The Prime Minister’s failure to secure a majority at the General Election has made for a turbulent start to the new Parliament.
A deal has now been done to secure a ‘confidence and supply’ arrangement with the Democratic Unionist Party and the Queen has delivered the Government’s legislative programme for the next two years.
Brexit and DEFRA
With an estimated 80% of legislation affecting the Department for Environment, Food and Rural Affairs (DEFRA) coming from the EU, the next parliamentary session will be crucial for the environment. There's a huge opportunity to make good on the Conservatives’ manifesto commitment to "be the first generation to leave the environment in a better state than we inherited it".

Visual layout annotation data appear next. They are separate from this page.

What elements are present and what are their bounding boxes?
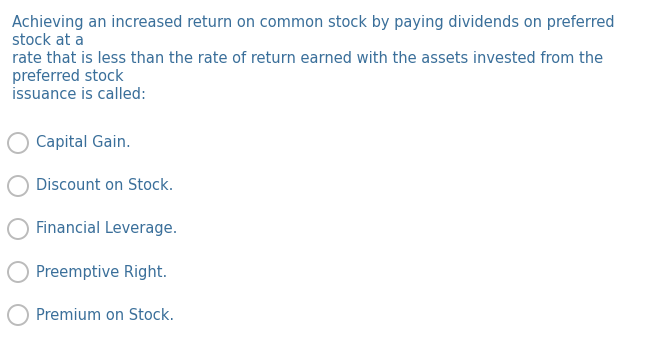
- Text: Discount on Stock.: Discount on Stock.: [36, 179, 173, 193]
- Text: Preemptive Right.: Preemptive Right.: [36, 264, 167, 279]
- Text: rate that is less than the rate of return earned with the assets invested from t: rate that is less than the rate of retur…: [12, 51, 603, 66]
- Text: Premium on Stock.: Premium on Stock.: [36, 307, 174, 322]
- Text: preferred stock: preferred stock: [12, 69, 123, 84]
- Text: Achieving an increased return on common stock by paying dividends on preferred: Achieving an increased return on common …: [12, 15, 615, 30]
- Text: Capital Gain.: Capital Gain.: [36, 136, 131, 151]
- Text: issuance is called:: issuance is called:: [12, 87, 146, 102]
- Text: stock at a: stock at a: [12, 33, 84, 48]
- Text: Financial Leverage.: Financial Leverage.: [36, 222, 177, 236]
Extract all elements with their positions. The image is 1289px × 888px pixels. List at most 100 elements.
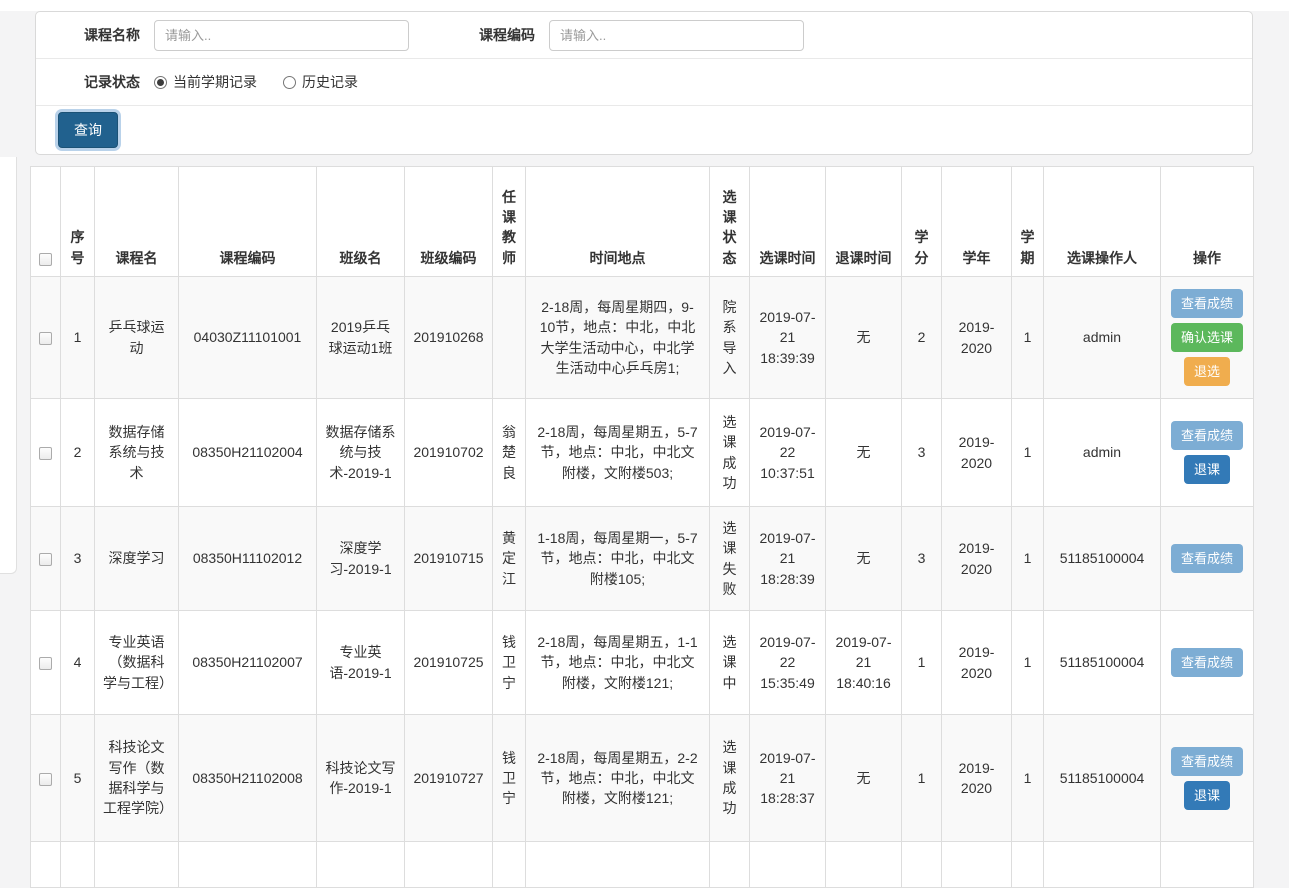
empty-cell	[525, 841, 710, 888]
row-checkbox-cell	[30, 506, 61, 611]
query-row: 查询	[36, 105, 1252, 154]
cell-operator: admin	[1043, 398, 1161, 507]
table-row: 5 科技论文写作（数据科学与工程学院） 08350H21102008 科技论文写作-2…	[30, 714, 1254, 842]
table-body: 1 乒乓球运动 04030Z11101001 2019乒乓球运动1班 201910268…	[30, 276, 1254, 888]
cell-seq: 5	[60, 714, 95, 842]
cell-time-place: 2-18周，每周星期五，5-7节，地点：中北，中北文附楼，文附楼503;	[525, 398, 710, 507]
row-checkbox[interactable]	[39, 553, 52, 567]
drop-button[interactable]: 退课	[1183, 780, 1230, 810]
cell-term: 1	[1011, 506, 1044, 611]
empty-cell	[492, 841, 526, 888]
cell-seq: 4	[60, 610, 95, 715]
view-button[interactable]: 查看成绩	[1170, 746, 1243, 776]
radio-history-label[interactable]: 历史记录	[302, 74, 358, 90]
view-button[interactable]: 查看成绩	[1170, 544, 1243, 573]
actions-group: 查看成绩 退课	[1169, 421, 1245, 484]
row-checkbox[interactable]	[39, 332, 52, 346]
row-checkbox-cell	[30, 276, 61, 399]
column-header: 时间地点	[525, 166, 710, 277]
cell-seq: 3	[60, 506, 95, 611]
select-all-header-cell	[30, 166, 61, 277]
radio-current-term-label[interactable]: 当前学期记录	[173, 74, 257, 90]
column-header: 学分	[901, 166, 942, 277]
column-header: 班级编码	[404, 166, 493, 277]
cell-time-place: 2-18周，每周星期五，1-1节，地点：中北，中北文附楼，文附楼121;	[525, 610, 710, 715]
radio-current-term[interactable]	[154, 75, 167, 89]
cell-course-code: 08350H21102008	[178, 714, 317, 842]
cell-teacher: 钱卫宁	[492, 610, 526, 715]
query-button[interactable]: 查询	[58, 112, 118, 148]
actions-group: 查看成绩 退课	[1169, 746, 1245, 810]
cell-year: 2019-2020	[941, 276, 1012, 399]
radio-history[interactable]	[283, 75, 296, 89]
view-button[interactable]: 查看成绩	[1170, 289, 1243, 318]
record-status-radio-group: 当前学期记录 历史记录	[154, 72, 384, 92]
row-checkbox[interactable]	[39, 447, 52, 461]
cell-class-code: 201910702	[404, 398, 493, 507]
row-checkbox-cell	[30, 610, 61, 715]
cell-course-code: 08350H11102012	[178, 506, 317, 611]
cell-term: 1	[1011, 610, 1044, 715]
table-row: 1 乒乓球运动 04030Z11101001 2019乒乓球运动1班 201910268…	[30, 276, 1254, 399]
cell-time-place: 2-18周，每周星期四，9-10节，地点：中北，中北大学生活动中心，中北学生活动…	[525, 276, 710, 399]
cell-operator: 51185100004	[1043, 610, 1161, 715]
column-header: 任课教师	[492, 166, 526, 277]
table-row: 3 深度学习 08350H11102012 深度学习-2019-1 201910715 黄…	[30, 506, 1254, 611]
cell-class-name: 专业英语-2019-1	[316, 610, 405, 715]
record-status-label: 记录状态	[84, 74, 140, 90]
select-all-checkbox[interactable]	[39, 252, 52, 266]
empty-cell	[404, 841, 493, 888]
cell-course-code: 04030Z11101001	[178, 276, 317, 399]
cell-course-name: 数据存储系统与技术	[94, 398, 179, 507]
search-fields-row: 课程名称 课程编码	[36, 12, 1252, 58]
cell-class-code: 201910727	[404, 714, 493, 842]
cell-drop-time: 无	[825, 506, 902, 611]
row-checkbox[interactable]	[39, 772, 52, 786]
cell-credit: 1	[901, 610, 942, 715]
empty-cell	[1011, 841, 1044, 888]
cell-year: 2019-2020	[941, 610, 1012, 715]
drop-button[interactable]: 退课	[1183, 455, 1230, 484]
row-checkbox-cell	[30, 398, 61, 507]
cell-teacher	[492, 276, 526, 399]
column-header: 学年	[941, 166, 1012, 277]
course-name-input[interactable]	[154, 19, 409, 51]
actions-cell: 查看成绩 退课	[1160, 714, 1254, 842]
cell-class-name: 数据存储系统与技术-2019-1	[316, 398, 405, 507]
view-button[interactable]: 查看成绩	[1170, 421, 1243, 450]
view-button[interactable]: 查看成绩	[1170, 648, 1243, 677]
course-code-input[interactable]	[549, 19, 804, 51]
cell-seq: 1	[60, 276, 95, 399]
cell-operator: 51185100004	[1043, 506, 1161, 611]
confirm-button[interactable]: 确认选课	[1170, 323, 1243, 352]
cell-credit: 3	[901, 398, 942, 507]
column-header: 学期	[1011, 166, 1044, 277]
cell-course-name: 深度学习	[94, 506, 179, 611]
cell-credit: 3	[901, 506, 942, 611]
cell-term: 1	[1011, 276, 1044, 399]
cell-teacher: 翁楚良	[492, 398, 526, 507]
column-header: 序号	[60, 166, 95, 277]
empty-cell	[825, 841, 902, 888]
cell-time-place: 2-18周，每周星期五，2-2节，地点：中北，中北文附楼，文附楼121;	[525, 714, 710, 842]
deselect-button[interactable]: 退选	[1183, 357, 1230, 386]
empty-cell	[178, 841, 317, 888]
cell-course-name: 专业英语（数据科学与工程）	[94, 610, 179, 715]
cell-seq: 2	[60, 398, 95, 507]
empty-cell	[709, 841, 750, 888]
actions-group: 查看成绩	[1169, 544, 1245, 573]
cell-drop-time: 2019-07-21 18:40:16	[825, 610, 902, 715]
table-row: 4 专业英语（数据科学与工程） 08350H21102007 专业英语-2019-1 2…	[30, 610, 1254, 715]
actions-cell: 查看成绩	[1160, 610, 1254, 715]
cell-credit: 1	[901, 714, 942, 842]
cell-drop-time: 无	[825, 276, 902, 399]
cell-course-code: 08350H21102004	[178, 398, 317, 507]
cell-status: 选课失败	[709, 506, 750, 611]
cell-year: 2019-2020	[941, 506, 1012, 611]
cell-term: 1	[1011, 714, 1044, 842]
cell-class-name: 2019乒乓球运动1班	[316, 276, 405, 399]
row-checkbox[interactable]	[39, 657, 52, 671]
cell-select-time: 2019-07-22 15:35:49	[749, 610, 826, 715]
empty-cell	[60, 841, 95, 888]
cell-class-name: 科技论文写作-2019-1	[316, 714, 405, 842]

Brexit was the focus of the Queen’s Speech and large amounts of legislation will be necessary to make this happen. A key part of this is the proposed new Agriculture Bill which must provide clarity for landowners and signal that rewarding public benefit will be at the heart of the new approach, promoting far better interplay between farming and forestry in the future than has been the case in the past.

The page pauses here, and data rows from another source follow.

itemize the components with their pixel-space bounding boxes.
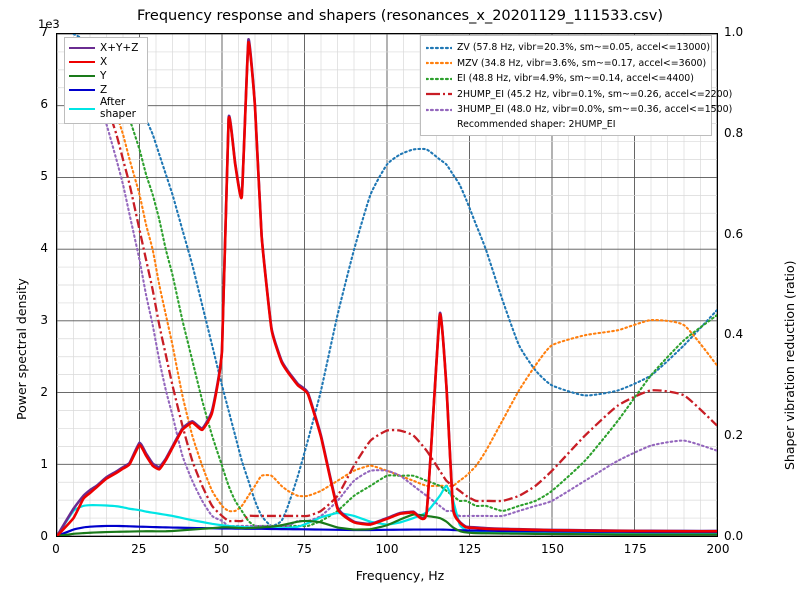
y-left-tick: 3	[40, 313, 48, 327]
legend-label: 2HUMP_EI (45.2 Hz, vibr=0.1%, sm~=0.26, …	[457, 88, 733, 100]
legend-shapers: ZV (57.8 Hz, vibr=20.3%, sm~=0.05, accel…	[420, 35, 732, 136]
legend-label: X+Y+Z	[100, 41, 139, 54]
x-axis-label: Frequency, Hz	[355, 568, 445, 583]
y-axis-left-label: Power spectral density	[14, 278, 29, 420]
y-right-tick: 1.0	[724, 25, 744, 39]
legend-swatch-icon	[69, 43, 95, 53]
x-tick: 0	[52, 542, 60, 556]
y-left-tick: 4	[40, 241, 48, 255]
legend-item-3hump_ei: 3HUMP_EI (48.0 Hz, vibr=0.0%, sm~=0.36, …	[426, 102, 732, 118]
y-axis-offset-label: 1e3	[38, 17, 60, 31]
shaper-curve-3hump_ei	[72, 48, 717, 528]
x-tick: 75	[296, 542, 312, 556]
recommended-shaper-note: Recommended shaper: 2HUMP_EI	[457, 118, 616, 130]
legend-item-after-shaper: After shaper	[69, 96, 143, 120]
legend-label: X	[100, 55, 108, 68]
legend-swatch-icon	[69, 104, 95, 114]
y-left-tick: 7	[40, 25, 48, 39]
legend-item-x-y-z: X+Y+Z	[69, 41, 143, 55]
shaper-curve-mzv	[72, 37, 717, 513]
legend-label: ZV (57.8 Hz, vibr=20.3%, sm~=0.05, accel…	[457, 42, 710, 54]
legend-swatch-icon	[426, 58, 452, 68]
legend-psd: X+Y+Z X Y Z After shaper	[64, 37, 148, 124]
legend-item-z: Z	[69, 83, 143, 97]
legend-item-y: Y	[69, 69, 143, 83]
x-tick: 125	[458, 542, 482, 556]
legend-swatch-icon	[69, 57, 95, 67]
x-tick: 50	[213, 542, 230, 556]
legend-label: EI (48.8 Hz, vibr=4.9%, sm~=0.14, accel<…	[457, 73, 694, 85]
psd-curve-x	[57, 41, 717, 536]
chart-title: Frequency response and shapers (resonanc…	[137, 8, 663, 24]
gridlines	[57, 34, 717, 536]
y-left-tick: 1	[40, 457, 48, 471]
y-left-tick: 5	[40, 169, 48, 183]
y-right-tick: 0.2	[724, 428, 744, 443]
legend-item-zv: ZV (57.8 Hz, vibr=20.3%, sm~=0.05, accel…	[426, 40, 710, 56]
psd-curve-y	[57, 513, 717, 536]
legend-label: MZV (34.8 Hz, vibr=3.6%, sm~=0.17, accel…	[457, 57, 707, 69]
y-left-tick: 2	[40, 385, 48, 399]
x-tick: 25	[131, 542, 147, 556]
x-tick: 200	[706, 542, 730, 556]
legend-item-ei: EI (48.8 Hz, vibr=4.9%, sm~=0.14, accel<…	[426, 71, 706, 87]
shaper-curve-2hump_ei	[72, 43, 717, 523]
y-right-tick: 0.0	[724, 529, 744, 543]
plot-canvas	[57, 34, 717, 536]
legend-item-2hump_ei: 2HUMP_EI (45.2 Hz, vibr=0.1%, sm~=0.26, …	[426, 87, 732, 103]
legend-swatch-icon	[69, 85, 95, 95]
legend-swatch-icon	[426, 105, 452, 115]
legend-label: Z	[100, 83, 108, 96]
legend-swatch-icon	[426, 89, 452, 99]
x-tick: 175	[623, 542, 647, 556]
psd-curve-z	[57, 524, 717, 536]
legend-item-mzv: MZV (34.8 Hz, vibr=3.6%, sm~=0.17, accel…	[426, 56, 706, 72]
x-tick: 150	[541, 542, 564, 556]
legend-swatch-icon	[426, 74, 452, 84]
psd-curves	[57, 38, 717, 536]
y-right-tick: 0.4	[724, 327, 744, 342]
y-axis-right-label: Shaper vibration reduction (ratio)	[782, 260, 797, 470]
legend-label: After shaper	[100, 96, 137, 120]
y-left-tick: 0	[40, 529, 48, 543]
legend-label: Y	[100, 69, 107, 82]
y-right-tick: 0.6	[724, 226, 744, 241]
legend-label: 3HUMP_EI (48.0 Hz, vibr=0.0%, sm~=0.36, …	[457, 104, 733, 116]
x-tick: 100	[375, 542, 399, 556]
y-right-tick: 0.8	[724, 125, 744, 140]
legend-item-x: X	[69, 55, 143, 69]
y-left-tick: 6	[40, 97, 48, 111]
legend-swatch-icon	[426, 43, 452, 53]
legend-swatch-icon	[69, 71, 95, 81]
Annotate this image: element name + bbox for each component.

Last week’s sell-out Agroforestry conference organised in partnership with the Soil Association and the Royal Forestry Society, demonstrated the appetite among landowners for exploring the opportunities in this area.

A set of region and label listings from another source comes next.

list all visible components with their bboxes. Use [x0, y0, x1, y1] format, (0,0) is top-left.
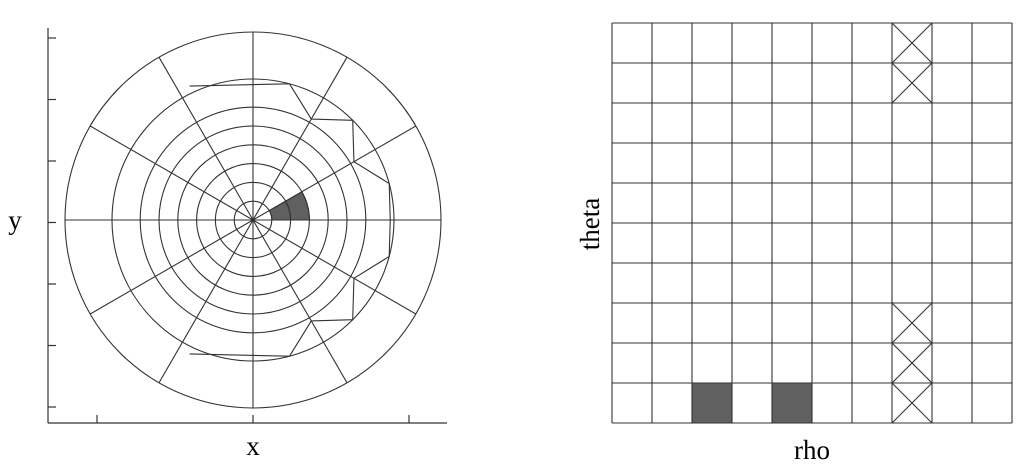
polar-spoke	[252, 219, 348, 384]
polar-spoke	[252, 125, 417, 221]
polar-spoke	[89, 219, 254, 315]
grid-lines	[611, 22, 1013, 424]
y-axis-label: y	[8, 205, 22, 235]
accumulator-grid-panel: rho theta	[575, 22, 1013, 465]
cross-mark-line	[891, 382, 933, 424]
star-polygon	[189, 83, 391, 357]
polar-spoke	[158, 219, 254, 384]
crossed-cells	[891, 22, 933, 424]
filled-accumulator-cell	[692, 383, 732, 423]
cross-mark-line	[891, 342, 933, 384]
polar-spoke	[158, 56, 254, 221]
star-polygon-line	[289, 83, 391, 357]
left-axes	[47, 28, 447, 424]
polar-grid-panel: x y	[8, 28, 447, 461]
shaded-polar-cells	[268, 191, 310, 221]
star-polygon-line	[189, 83, 290, 87]
filled-cells	[692, 383, 812, 423]
polar-spoke	[252, 219, 417, 315]
filled-accumulator-cell	[772, 383, 812, 423]
x-axis-label: x	[246, 431, 260, 461]
star-polygon-line	[189, 353, 290, 357]
polar-spoke	[252, 56, 348, 221]
cross-mark-line	[891, 22, 933, 64]
cross-mark-line	[891, 62, 933, 104]
polar-spoke	[89, 125, 254, 221]
theta-axis-label: theta	[575, 198, 605, 250]
polar-spokes	[65, 32, 441, 408]
rho-axis-label: rho	[794, 435, 830, 465]
cross-mark-line	[891, 302, 933, 344]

As the UK prepares to leave the EU, as part of the Greener UK alliance of environmental NGOs we're working to ensure that the range of EU legislation which helps to protect the UK’s cherished landscapes, wildlife and natural environment is safeguarded and, wherever possible, enhanced.
The Government must now press on with its manifesto commitment to improve protection for ancient woodland. This includes demonstrating that lessons have been learned from Phase 1 of the controversial HS2 route – which condemned 63 ancient woods to loss or damage – as the Government progresses with Phase 2, which looks set to impact a minimum of 24 ancient woods.
The Housing White Paper published in the last Parliament proposed to strengthen protection for this precious, irreplaceable habitat and more than 15,000 of our supporters responded to the consultation by calling for changes to be made to the National Planning Policy Framework (NPPF) to ensure this aspiration is translated into action.
The Government must also now progress its very welcome manifesto commitments to safeguard street trees valued by communities and increase planting rates as part of its intention to help ensure that our towns and cities are healthy, well-designed and well-tended places, and to take action against poor air quality in urban areas.
Unlike many of the more controversial aspects of the manifesto, these are policies that MPs of all sides can support and there is no reason not to proceed with them swiftly. As laid out in a previous blog , several of the main parties made welcome tree-related manifesto commitments in the run-up to the Election.
We are working behind the scenes to help deliver on these commitments, and will be exploring how to kick-start the debate on protecting ancient woodland given the crowded parliamentary agenda, at the next meeting of the All-Party Group on Ancient Woodland and Veteran Trees, which is open to all members of both Houses of Parliament and will take place on 11th July.